Figure 5: Elderly support ratio by male and female of Bangladesh population, 1981–2071.

The Ministry of Social Welfare of Bangladesh has finalized the National Policy for the elderly people [16]. These policies include their social security, health care services, financial security, national awareness program, coordination between older persons and new generation, but there is not enough strategy for caring support for the elderly in future. The future support capacity for the elderly in Bangladesh has been focused on in this study according to the demographic point of view. Widowed elderly especially females feel more loneliness than those of having spouse. A wide age gap between bridegroom and bride exists in the society. Therefore, a policy should be taken to reduce the age gap between them in future. The nongovernment organization (NGO) in Bangladesh is doing well in its different programs for children and mothers, but it has not visible initiatives for the betterment of the elderly support systems. It will be better to run the elderly support facility jointly by the government and nongovernment organizations. Due to the modern health facilities and increase in health awareness, the life expectancy is rising day by day in the country. A national committee should be formed to revise the retirement age in every 20 years based on demographic information especially life expectancy and healthy life expectancy. A future plan should be taken to introduce geriatric wards in the existing hospitals. It should be ensured elderly issues in the national education system especially introducing modern geriatric syllabus in the medical education. It will be better to involve the elderly in the faith-based institutions and voluntary programs in future.
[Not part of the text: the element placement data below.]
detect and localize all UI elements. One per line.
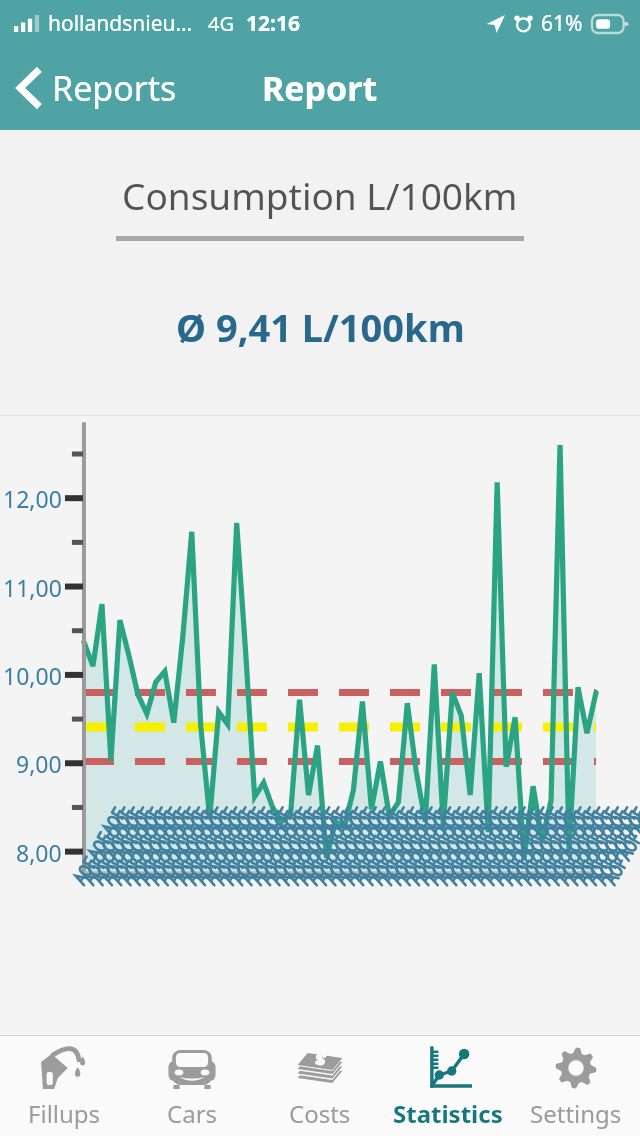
- staticText: Fillups: [28, 1097, 101, 1130]
- staticText: 61%: [541, 9, 583, 38]
- staticText: Reports: [52, 65, 177, 111]
- staticText: 12:16: [246, 9, 300, 38]
- staticText: Costs: [289, 1097, 351, 1130]
- staticText: 8,00: [16, 837, 62, 868]
- staticText: Settings: [530, 1097, 622, 1130]
- button[interactable]: Costs: [256, 1036, 384, 1136]
- staticText: 4G: [208, 10, 234, 37]
- button[interactable]: Statistics: [384, 1036, 512, 1136]
- button[interactable]: Cars: [128, 1036, 256, 1136]
- staticText: Consumption L/100km: [122, 170, 518, 220]
- staticText: Report: [262, 65, 378, 111]
- button[interactable]: Settings: [512, 1036, 640, 1136]
- button[interactable]: Reports: [8, 57, 187, 119]
- staticText: 9,00: [16, 748, 62, 779]
- staticText: Cars: [167, 1097, 218, 1130]
- staticText: hollandsnieu…: [48, 9, 193, 38]
- button[interactable]: Fillups: [0, 1036, 128, 1136]
- staticText: 12,00: [3, 483, 62, 514]
- staticText: 11,00: [3, 572, 62, 603]
- staticText: 10,00: [3, 660, 62, 691]
- staticText: Ø 9,41 L/100km: [176, 301, 465, 353]
- staticText: Statistics: [393, 1097, 503, 1130]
Briefly, it can be said that the support in old age can be achieved in a variety of ways. The family support, public and private social assistance, mutual benefit, social insurance, personal savings, occupational pensions are some of the programs to be taken for future. More gerontological research and awareness are important for the society to develop programs and services that would be culture-sensitive and effective to address the aging issues.

6. Conclusion

This study considers the future journey of the elderly support capacity with economic and caring aspects. From the demographic point of view, elderly persons will face the problem of financial and nursing support except for the measures with familial support ratio measures. This familial support for caring about the elderly may not be available due to lack of economic solvency of the society. The women empowerment of the country is increasing, and their participation in the working sector is rising day by day. The ongoing process of forming nuclear family will add more pressure on the elderly support system. These types of social changing along with the economic hardship will be serious threat to the elderly support system of Bangladesh. It is the high time to think about it and to take long-term sustainable aging policies to face the future problem. This policy may be taken phase by phase with the inclusion of this issue in the country’s five-year planning.